On dedication to the craft
For a generation of digital natives used to smartphones' instant gratification, a darkroom photography course could feel interminably long. And that's fair. This course clocks in at nearly four hours, 5 to 8:45 p.m. Wednesdays. But time flies in the darkroom, says Olivia Montminy '27, an English and studio art double major.
"The most challenging and rewarding parts of this course are the same thing for me: how much time one must dedicate to the craft. You can spend hours shooting film, then you spend at least another hour and a half processing your negatives and letting them dry, and by the time you’ve finished with that, you haven’t even made it into the darkroom," she says.
Montminy is also the photo lab monitor at the Millard Art Center, where the class meets.
"One night I clocked in for work at 5:30 and didn’t leave until almost 10, and all I did was print photos," she exclaims. "But I love those hours I spend there."

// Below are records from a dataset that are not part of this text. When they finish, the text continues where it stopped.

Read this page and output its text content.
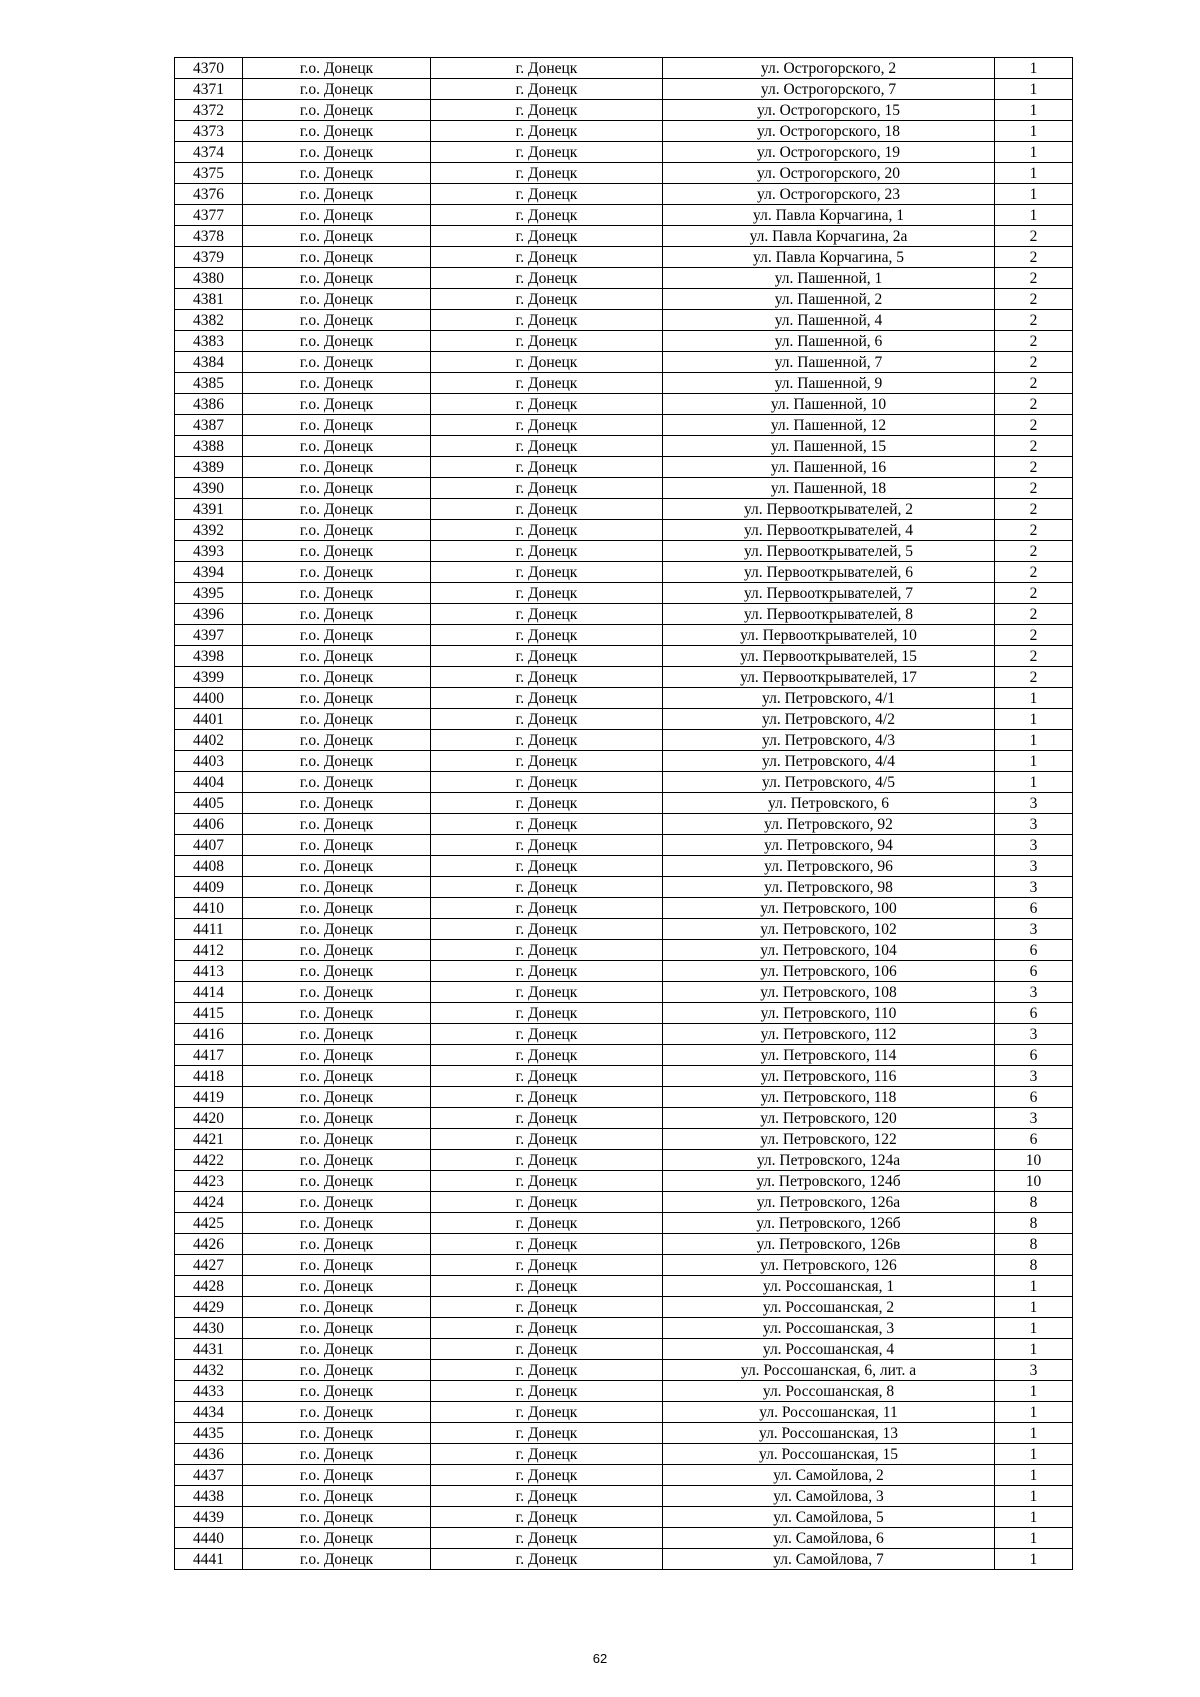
4370	г.о. Донецк	г. Донецк	ул. Острогорского, 2	1
4371	г.о. Донецк	г. Донецк	ул. Острогорского, 7	1
4372	г.о. Донецк	г. Донецк	ул. Острогорского, 15	1
4373	г.о. Донецк	г. Донецк	ул. Острогорского, 18	1
4374	г.о. Донецк	г. Донецк	ул. Острогорского, 19	1
4375	г.о. Донецк	г. Донецк	ул. Острогорского, 20	1
4376	г.о. Донецк	г. Донецк	ул. Острогорского, 23	1
4377	г.о. Донецк	г. Донецк	ул. Павла Корчагина, 1	1
4378	г.о. Донецк	г. Донецк	ул. Павла Корчагина, 2а	2
4379	г.о. Донецк	г. Донецк	ул. Павла Корчагина, 5	2
4380	г.о. Донецк	г. Донецк	ул. Пашенной, 1	2
4381	г.о. Донецк	г. Донецк	ул. Пашенной, 2	2
4382	г.о. Донецк	г. Донецк	ул. Пашенной, 4	2
4383	г.о. Донецк	г. Донецк	ул. Пашенной, 6	2
4384	г.о. Донецк	г. Донецк	ул. Пашенной, 7	2
4385	г.о. Донецк	г. Донецк	ул. Пашенной, 9	2
4386	г.о. Донецк	г. Донецк	ул. Пашенной, 10	2
4387	г.о. Донецк	г. Донецк	ул. Пашенной, 12	2
4388	г.о. Донецк	г. Донецк	ул. Пашенной, 15	2
4389	г.о. Донецк	г. Донецк	ул. Пашенной, 16	2
4390	г.о. Донецк	г. Донецк	ул. Пашенной, 18	2
4391	г.о. Донецк	г. Донецк	ул. Первооткрывателей, 2	2
4392	г.о. Донецк	г. Донецк	ул. Первооткрывателей, 4	2
4393	г.о. Донецк	г. Донецк	ул. Первооткрывателей, 5	2
4394	г.о. Донецк	г. Донецк	ул. Первооткрывателей, 6	2
4395	г.о. Донецк	г. Донецк	ул. Первооткрывателей, 7	2
4396	г.о. Донецк	г. Донецк	ул. Первооткрывателей, 8	2
4397	г.о. Донецк	г. Донецк	ул. Первооткрывателей, 10	2
4398	г.о. Донецк	г. Донецк	ул. Первооткрывателей, 15	2
4399	г.о. Донецк	г. Донецк	ул. Первооткрывателей, 17	2
4400	г.о. Донецк	г. Донецк	ул. Петровского, 4/1	1
4401	г.о. Донецк	г. Донецк	ул. Петровского, 4/2	1
4402	г.о. Донецк	г. Донецк	ул. Петровского, 4/3	1
4403	г.о. Донецк	г. Донецк	ул. Петровского, 4/4	1
4404	г.о. Донецк	г. Донецк	ул. Петровского, 4/5	1
4405	г.о. Донецк	г. Донецк	ул. Петровского, 6	3
4406	г.о. Донецк	г. Донецк	ул. Петровского, 92	3
4407	г.о. Донецк	г. Донецк	ул. Петровского, 94	3
4408	г.о. Донецк	г. Донецк	ул. Петровского, 96	3
4409	г.о. Донецк	г. Донецк	ул. Петровского, 98	3
4410	г.о. Донецк	г. Донецк	ул. Петровского, 100	6
4411	г.о. Донецк	г. Донецк	ул. Петровского, 102	3
4412	г.о. Донецк	г. Донецк	ул. Петровского, 104	6
4413	г.о. Донецк	г. Донецк	ул. Петровского, 106	6
4414	г.о. Донецк	г. Донецк	ул. Петровского, 108	3
4415	г.о. Донецк	г. Донецк	ул. Петровского, 110	6
4416	г.о. Донецк	г. Донецк	ул. Петровского, 112	3
4417	г.о. Донецк	г. Донецк	ул. Петровского, 114	6
4418	г.о. Донецк	г. Донецк	ул. Петровского, 116	3
4419	г.о. Донецк	г. Донецк	ул. Петровского, 118	6
4420	г.о. Донецк	г. Донецк	ул. Петровского, 120	3
4421	г.о. Донецк	г. Донецк	ул. Петровского, 122	6
4422	г.о. Донецк	г. Донецк	ул. Петровского, 124а	10
4423	г.о. Донецк	г. Донецк	ул. Петровского, 124б	10
4424	г.о. Донецк	г. Донецк	ул. Петровского, 126а	8
4425	г.о. Донецк	г. Донецк	ул. Петровского, 126б	8
4426	г.о. Донецк	г. Донецк	ул. Петровского, 126в	8
4427	г.о. Донецк	г. Донецк	ул. Петровского, 126	8
4428	г.о. Донецк	г. Донецк	ул. Россошанская, 1	1
4429	г.о. Донецк	г. Донецк	ул. Россошанская, 2	1
4430	г.о. Донецк	г. Донецк	ул. Россошанская, 3	1
4431	г.о. Донецк	г. Донецк	ул. Россошанская, 4	1
4432	г.о. Донецк	г. Донецк	ул. Россошанская, 6, лит. а	3
4433	г.о. Донецк	г. Донецк	ул. Россошанская, 8	1
4434	г.о. Донецк	г. Донецк	ул. Россошанская, 11	1
4435	г.о. Донецк	г. Донецк	ул. Россошанская, 13	1
4436	г.о. Донецк	г. Донецк	ул. Россошанская, 15	1
4437	г.о. Донецк	г. Донецк	ул. Самойлова, 2	1
4438	г.о. Донецк	г. Донецк	ул. Самойлова, 3	1
4439	г.о. Донецк	г. Донецк	ул. Самойлова, 5	1
4440	г.о. Донецк	г. Донецк	ул. Самойлова, 6	1
4441	г.о. Донецк	г. Донецк	ул. Самойлова, 7	1
62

Challenging, too, are the topics the course takes up. In Gamber's class, art-making is a politically charged topic for its environmental impact. For instance, a photographer working for National Geographic might visit Prince William Sound, Alaska, to photograph the melting Columbia Glacier as part of a story on climate change. But does the photographer and the magazine bear a responsibility for the ensuing uptick in tourism that can accompany such stories, as people rush to see the thing before it disappears, thus hastening its demise?
Put another way:
"How do I look at my own implication in making this image, for trying to draw other people's attention to it?" Gamber says.

An experience outside the realm of digital devices
Gamber thinks student interest in his darkroom photography course is, in part, a show of resistance to what some may consider the tyranny of technology.
"In this era of Zoom meetings, social media algorithms, deep fakes, and AI, students are more interested in learning film-based photography and traditional darkroom processes," Gamber observes. "Students are grappling with the flood of information on their devices and seek image-making methods beyond smartphones as they try to manage the complexities of consuming media that is not entirely in their control."
Students praised Gamber's teaching and the easy camaraderie that developed as they worked together over the course of the semester.
"This course reminds you how fun it can be to learn and problem solve," Bacino says. "If you love photography but technical or perfect photos are not your style and you want to explore abstraction or see how photography can expand outside of a normal photo, you would enjoy this class. We do so many experiments and try to expand what it means to create a great photo."
And then there are the intangible, unquantifiable rewards that come from immersing yourself in a thing, Montminy says.
"It’s a chance to just put on my headphones and tune out the rest of the world — especially when it’s just me in there," she says. "The darkroom turns into this strange, liminal space where it seems like time passes more slowly and the world falls away. I love it."